Home builder sentiment held at a record low for a third consecutive month in December, weighed down by problems in the mortgage market and a huge supply of unsold houses, an industry group said on Monday.
The National Association of Home Builders said its preliminary NAHB/Wells Fargo Housing Market Index was unchanged at 19 in December, remaining at its lowest reading since the gauge started in January 1985.
The December index was in line with expectations based on a Reuters survey of economists.
Readings below 50 indicate more builders view market conditions as poor than favorable.

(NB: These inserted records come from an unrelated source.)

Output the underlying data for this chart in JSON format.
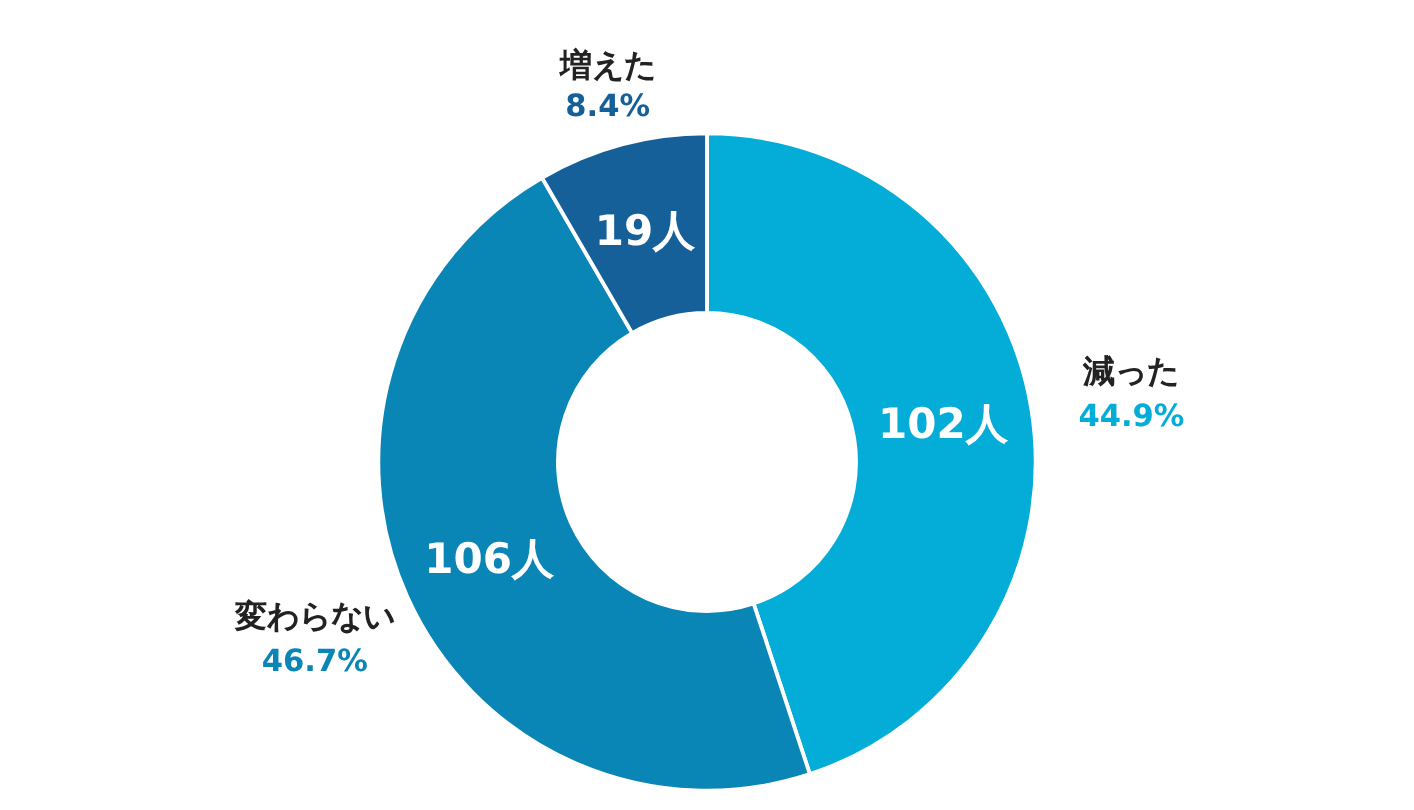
{
  "chart_data": {
    "type": "donut",
    "categories": [
      "減った",
      "変わらない",
      "増えた"
    ],
    "values": [
      102,
      106,
      19
    ],
    "colors": [
      "#04acd8",
      "#0a86b6",
      "#16609a"
    ],
    "value_labels": [
      "102人",
      "106人",
      "19人"
    ],
    "annotations": [
      "44.9%",
      "46.7%",
      "8.4%"
    ]
  }
}
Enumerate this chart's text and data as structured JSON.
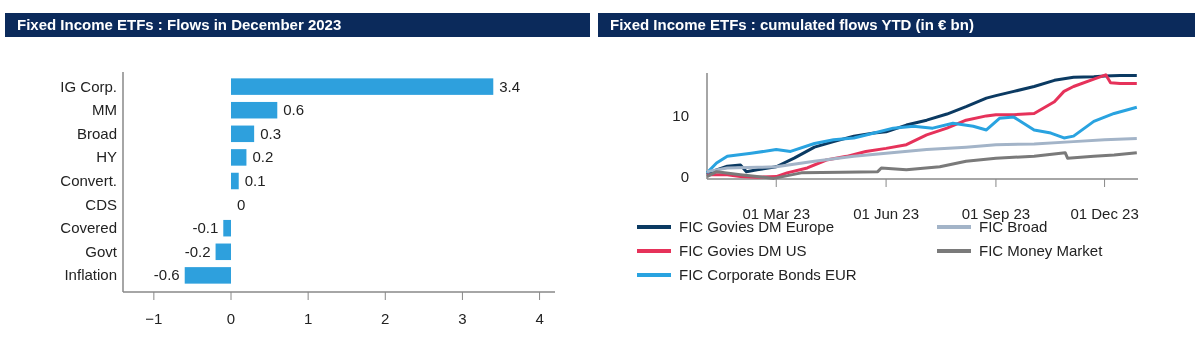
{
  "chart_data": [
    {
      "type": "bar",
      "title": "Fixed Income ETFs : Flows in December 2023",
      "orientation": "horizontal",
      "categories": [
        "IG Corp.",
        "MM",
        "Broad",
        "HY",
        "Convert.",
        "CDS",
        "Covered",
        "Govt",
        "Inflation"
      ],
      "values": [
        3.4,
        0.6,
        0.3,
        0.2,
        0.1,
        0,
        -0.1,
        -0.2,
        -0.6
      ],
      "color": "#2ea0dd",
      "data_labels": true,
      "xlim": [
        -1.4,
        4.2
      ],
      "xticks": [
        {
          "value": -1,
          "label": "−1"
        },
        0,
        1,
        2,
        3,
        4
      ],
      "grid": false
    },
    {
      "type": "line",
      "title": "Fixed Income ETFs : cumulated flows YTD (in € bn)",
      "legend": "bottom",
      "grid": false,
      "xlim": [
        "2023-01-02",
        "2023-12-29"
      ],
      "xticks": [
        {
          "value": "2023-03-01",
          "label": "01 Mar 23"
        },
        {
          "value": "2023-06-01",
          "label": "01 Jun 23"
        },
        {
          "value": "2023-09-01",
          "label": "01 Sep 23"
        },
        {
          "value": "2023-12-01",
          "label": "01 Dec 23"
        }
      ],
      "ylim": [
        -0.3,
        17
      ],
      "yticks": [
        0,
        10
      ],
      "series": [
        {
          "name": "FIC Govies DM Europe",
          "color": "#0b3a62",
          "x": [
            "2023-01-02",
            "2023-01-10",
            "2023-01-19",
            "2023-01-30",
            "2023-02-04",
            "2023-02-13",
            "2023-03-01",
            "2023-03-16",
            "2023-04-02",
            "2023-04-18",
            "2023-05-05",
            "2023-05-22",
            "2023-06-01",
            "2023-06-18",
            "2023-07-05",
            "2023-07-22",
            "2023-08-07",
            "2023-08-24",
            "2023-09-01",
            "2023-09-16",
            "2023-10-03",
            "2023-10-20",
            "2023-11-05",
            "2023-11-22",
            "2023-12-01",
            "2023-12-14",
            "2023-12-28"
          ],
          "values": [
            0.4,
            1.2,
            1.8,
            2.0,
            0.9,
            1.2,
            1.7,
            3.1,
            4.9,
            5.8,
            6.7,
            7.2,
            7.4,
            8.5,
            9.3,
            10.3,
            11.5,
            12.9,
            13.3,
            14.0,
            14.8,
            15.8,
            16.3,
            16.4,
            16.5,
            16.6,
            16.6
          ]
        },
        {
          "name": "FIC Govies DM US",
          "color": "#e6325a",
          "x": [
            "2023-01-02",
            "2023-01-19",
            "2023-01-30",
            "2023-02-13",
            "2023-03-01",
            "2023-03-10",
            "2023-03-27",
            "2023-04-12",
            "2023-04-29",
            "2023-05-15",
            "2023-06-01",
            "2023-06-18",
            "2023-07-05",
            "2023-07-22",
            "2023-08-07",
            "2023-08-24",
            "2023-09-01",
            "2023-09-16",
            "2023-10-03",
            "2023-10-20",
            "2023-10-28",
            "2023-11-05",
            "2023-11-22",
            "2023-12-02",
            "2023-12-06",
            "2023-12-14",
            "2023-12-28"
          ],
          "values": [
            0.4,
            0.4,
            0.1,
            0,
            0.1,
            0.7,
            1.5,
            2.8,
            3.4,
            4.2,
            4.7,
            5.3,
            6.9,
            8.0,
            9.3,
            10.0,
            10.2,
            10.2,
            10.4,
            12.3,
            14.0,
            14.8,
            16.0,
            16.7,
            15.4,
            15.3,
            15.3
          ]
        },
        {
          "name": "FIC Corporate Bonds EUR",
          "color": "#29a3e0",
          "x": [
            "2023-01-02",
            "2023-01-10",
            "2023-01-19",
            "2023-02-08",
            "2023-03-01",
            "2023-03-13",
            "2023-04-02",
            "2023-04-18",
            "2023-05-05",
            "2023-05-22",
            "2023-06-07",
            "2023-06-24",
            "2023-07-10",
            "2023-07-27",
            "2023-08-13",
            "2023-08-24",
            "2023-09-04",
            "2023-09-16",
            "2023-10-03",
            "2023-10-17",
            "2023-10-28",
            "2023-11-05",
            "2023-11-22",
            "2023-12-09",
            "2023-12-28"
          ],
          "values": [
            0.7,
            2.3,
            3.4,
            3.9,
            4.5,
            4.2,
            5.5,
            6.1,
            6.4,
            7.2,
            8.0,
            8.3,
            8.0,
            8.8,
            8.3,
            7.7,
            9.6,
            9.8,
            7.7,
            7.2,
            6.4,
            6.7,
            9.1,
            10.4,
            11.4
          ]
        },
        {
          "name": "FIC Broad",
          "color": "#a3b4c8",
          "x": [
            "2023-01-02",
            "2023-01-19",
            "2023-02-13",
            "2023-03-01",
            "2023-04-02",
            "2023-05-05",
            "2023-06-01",
            "2023-07-05",
            "2023-08-07",
            "2023-09-01",
            "2023-10-03",
            "2023-11-05",
            "2023-12-01",
            "2023-12-28"
          ],
          "values": [
            0.9,
            1.5,
            1.6,
            1.7,
            2.6,
            3.4,
            3.9,
            4.5,
            4.9,
            5.3,
            5.4,
            5.8,
            6.1,
            6.3
          ]
        },
        {
          "name": "FIC Money Market",
          "color": "#7a7a7a",
          "x": [
            "2023-01-02",
            "2023-01-10",
            "2023-01-30",
            "2023-02-27",
            "2023-03-22",
            "2023-04-25",
            "2023-05-25",
            "2023-05-28",
            "2023-06-18",
            "2023-07-16",
            "2023-08-07",
            "2023-09-01",
            "2023-10-03",
            "2023-10-29",
            "2023-10-31",
            "2023-11-22",
            "2023-12-09",
            "2023-12-28"
          ],
          "values": [
            0.1,
            0.9,
            0.4,
            -0.2,
            0.7,
            0.8,
            0.9,
            1.5,
            1.2,
            1.7,
            2.6,
            3.1,
            3.4,
            4.0,
            3.1,
            3.4,
            3.6,
            4.0
          ]
        }
      ]
    }
  ]
}
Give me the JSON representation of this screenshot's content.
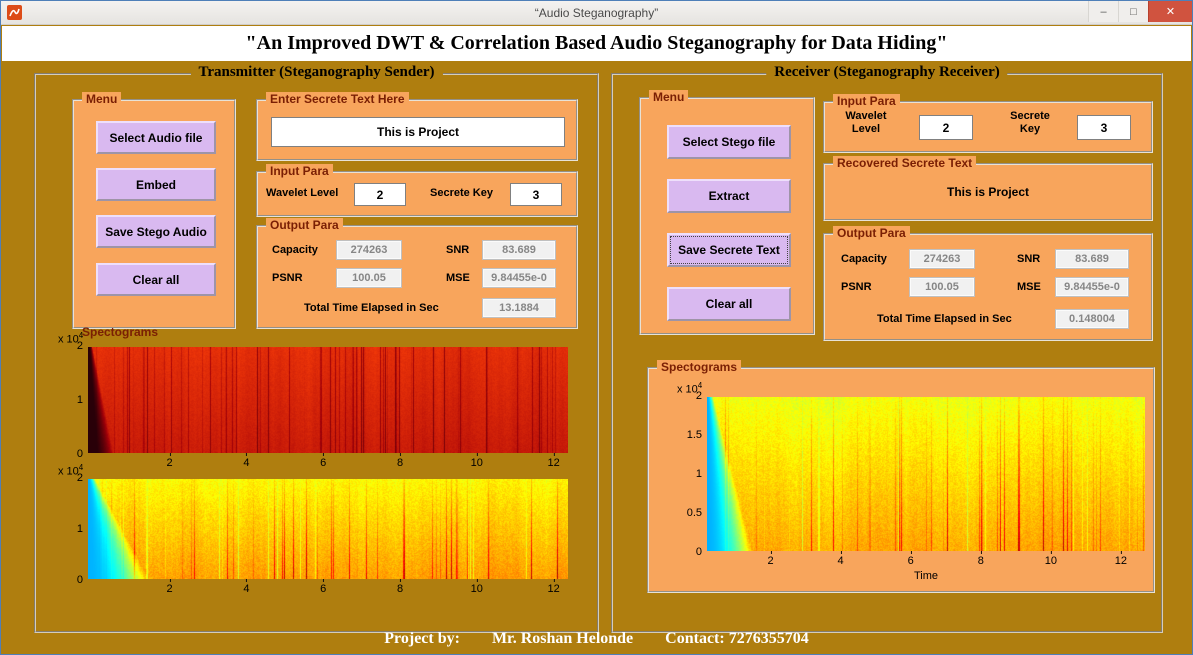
{
  "colors": {
    "figure_bg": "#AF7E0F",
    "panel_orange": "#F8A55C",
    "button_lavender": "#D9B9F0",
    "group_title_maroon": "#7A1F04",
    "close_button_red": "#D0533F",
    "header_bg": "#FFFFFF"
  },
  "window": {
    "title": "“Audio Steganography”",
    "minimize_glyph": "–",
    "maximize_glyph": "□",
    "close_glyph": "✕"
  },
  "header": {
    "title": "\"An Improved DWT & Correlation Based Audio Steganography for Data Hiding\""
  },
  "footer": {
    "project_by": "Project by:",
    "author": "Mr. Roshan Helonde",
    "contact": "Contact: 7276355704"
  },
  "transmitter": {
    "title": "Transmitter (Steganography Sender)",
    "menu": {
      "title": "Menu",
      "buttons": [
        {
          "label": "Select Audio file"
        },
        {
          "label": "Embed"
        },
        {
          "label": "Save Stego Audio"
        },
        {
          "label": "Clear all"
        }
      ]
    },
    "secret": {
      "title": "Enter Secrete Text Here",
      "value": "This is Project"
    },
    "input_para": {
      "title": "Input Para",
      "wavelet_label": "Wavelet Level",
      "wavelet_value": "2",
      "key_label": "Secrete Key",
      "key_value": "3"
    },
    "output_para": {
      "title": "Output Para",
      "capacity_label": "Capacity",
      "capacity_value": "274263",
      "snr_label": "SNR",
      "snr_value": "83.689",
      "psnr_label": "PSNR",
      "psnr_value": "100.05",
      "mse_label": "MSE",
      "mse_value": "9.84455e-0",
      "time_label": "Total Time Elapsed in Sec",
      "time_value": "13.1884"
    },
    "spectograms": {
      "title": "Spectograms",
      "plot1": {
        "exp_base": "x 10",
        "exp_sup": "4",
        "y_ticks": [
          "2",
          "1",
          "0"
        ],
        "x_ticks": [
          "2",
          "4",
          "6",
          "8",
          "10",
          "12"
        ]
      },
      "plot2": {
        "exp_base": "x 10",
        "exp_sup": "4",
        "y_ticks": [
          "2",
          "1",
          "0"
        ],
        "x_ticks": [
          "2",
          "4",
          "6",
          "8",
          "10",
          "12"
        ]
      }
    }
  },
  "receiver": {
    "title": "Receiver (Steganography Receiver)",
    "menu": {
      "title": "Menu",
      "buttons": [
        {
          "label": "Select Stego file"
        },
        {
          "label": "Extract"
        },
        {
          "label": "Save Secrete Text"
        },
        {
          "label": "Clear all"
        }
      ]
    },
    "input_para": {
      "title": "Input Para",
      "wavelet_label": "Wavelet Level",
      "wavelet_value": "2",
      "key_label": "Secrete Key",
      "key_value": "3"
    },
    "recovered": {
      "title": "Recovered Secrete Text",
      "value": "This is Project"
    },
    "output_para": {
      "title": "Output Para",
      "capacity_label": "Capacity",
      "capacity_value": "274263",
      "snr_label": "SNR",
      "snr_value": "83.689",
      "psnr_label": "PSNR",
      "psnr_value": "100.05",
      "mse_label": "MSE",
      "mse_value": "9.84455e-0",
      "time_label": "Total Time Elapsed in Sec",
      "time_value": "0.148004"
    },
    "spectograms": {
      "title": "Spectograms",
      "plot": {
        "exp_base": "x 10",
        "exp_sup": "4",
        "y_ticks": [
          "2",
          "1.5",
          "1",
          "0.5",
          "0"
        ],
        "x_ticks": [
          "2",
          "4",
          "6",
          "8",
          "10",
          "12"
        ],
        "x_label": "Time"
      }
    }
  }
}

Builders continue to look for signs of improvement in the ongoing mortgage market crisis that is weighing on housing and the overall economy, NAHB President Brian Catalde, a home builder from El Segundo, California, said in a statement.
The gauge of current single-family homes sales rose to 19 from 18. The index of sales expected in the next six months rose to 26 from 24. The prospective-buyer traffic measure declined to 14 from 17, the group said.
Today's report shows that builders' views of housing market conditions haven't changed in the past several months, and there clearly are signs of stabilization in the HMI, NAHB Chief Economist David Seiders, said in a statement.
Builders at this point are preparing themselves for the winter months, which is traditionally a slow time for home buying. They are trimming their inventories and positioning for the time when market conditions can support an upswing in building activity, which will most probably be in the second half of next year, he said.
On Tuesday, investors will get more insight into the hard-hit U.S. housing market when the Commerce Department releases November data on housing starts and building permits.
A Reuters survey forecasts November housing starts fell to 1.18 million units from 1.229 million units in October. Building permits are seen dropping to a 1.15 million unit pace from a 1.170 million unit level in October.